Si vous voulez faire sourire ou dégoûter vos collègues de bureau, dites leur que vous venez d'acquérir un super jeu qui s'appelle Pandémie ! Effet garanti
à l'évocation du titre. Mais que se cache-t-il derrière ce nom affreux ? C'est ce que j'ai voulu savoir en me procurant ce jeu. Voici donc mes impressions après 2 parties.
Pandémie : l'union des cerveaux contre le jeu.
Pandémie est un jeu coopératif : les joueurs jouent ensemble contre le jeu. Si le jeu gagne, tout le monde perd, si le jeu perd, tout le monde gagne. Ici, pas de détermination du meilleur joueur,
on joue pour faire reculer 4 maladies qui se propagent - très vite - dans le monde entier. La condition de victoire est de trouver les remèdes de 4 maladies. Les conditions de
défaîte sont plus difficile à expliquer ici sans entrer dans les détails mais peuvent se résumer en quelque sorte en une expansion incontrôlée des maladies.
Dans ce jeu, chaque joueur a un rôle spécifique qui lui procure un avantage : on profite donc des compétences complémentaires des joueurs. Le jeu se joue sur un plateau représentant le
Monde et chaque joueur dispose de cartes en main représentant des villes du monde où il peut aller, construire des stations de recherche ou échanger des cartes avec d'autres joueurs. La
maladie se propage par une action spécifique que chaque joueur à son tour est obligé d'effectuer et qui consiste à infecter les villes en tirant des cartes spéciales appelées
cartes propogation où le nom de la ville à infecter est mentionné.
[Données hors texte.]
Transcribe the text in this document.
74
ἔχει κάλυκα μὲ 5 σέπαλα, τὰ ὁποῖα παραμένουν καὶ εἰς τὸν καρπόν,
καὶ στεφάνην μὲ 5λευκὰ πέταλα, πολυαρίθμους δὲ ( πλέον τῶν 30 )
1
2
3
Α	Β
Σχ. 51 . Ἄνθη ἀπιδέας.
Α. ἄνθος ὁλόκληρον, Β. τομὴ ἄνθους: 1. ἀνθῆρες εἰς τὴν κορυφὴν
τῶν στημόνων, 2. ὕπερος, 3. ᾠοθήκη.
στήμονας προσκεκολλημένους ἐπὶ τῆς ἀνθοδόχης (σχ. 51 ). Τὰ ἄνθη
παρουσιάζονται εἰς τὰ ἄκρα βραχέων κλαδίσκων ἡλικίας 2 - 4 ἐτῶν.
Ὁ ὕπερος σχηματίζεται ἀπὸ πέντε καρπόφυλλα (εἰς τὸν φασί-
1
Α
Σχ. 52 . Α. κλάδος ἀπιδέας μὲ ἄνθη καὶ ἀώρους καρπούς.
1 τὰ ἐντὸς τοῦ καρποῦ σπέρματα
L'effet de ce mécanisme : "yes we can !"
Jouer à Pandémie procure un sentiment très déroûtant : on combat ensemble en échangeant nos idées et en optimisant tous les déplacements. Toute action de chaque joueur devient concertée. C'est
aussi surprenant qu'agréable : on a l'impression que ce qui nous énerve chez l'autre quand on joue contre lui à d'autres jeux devient un atout dans ce jeu. Ainsi, le planificateur forcené devient
un formidable prévisionniste des évènements négatifs et des actions à mettre en oeuvre. Le profiteur de toutes les situations devient le pompier du groupe : il sait réagir aux évènements imprévus
et dans ce jeu ils s'appellent épidémie et éclosion.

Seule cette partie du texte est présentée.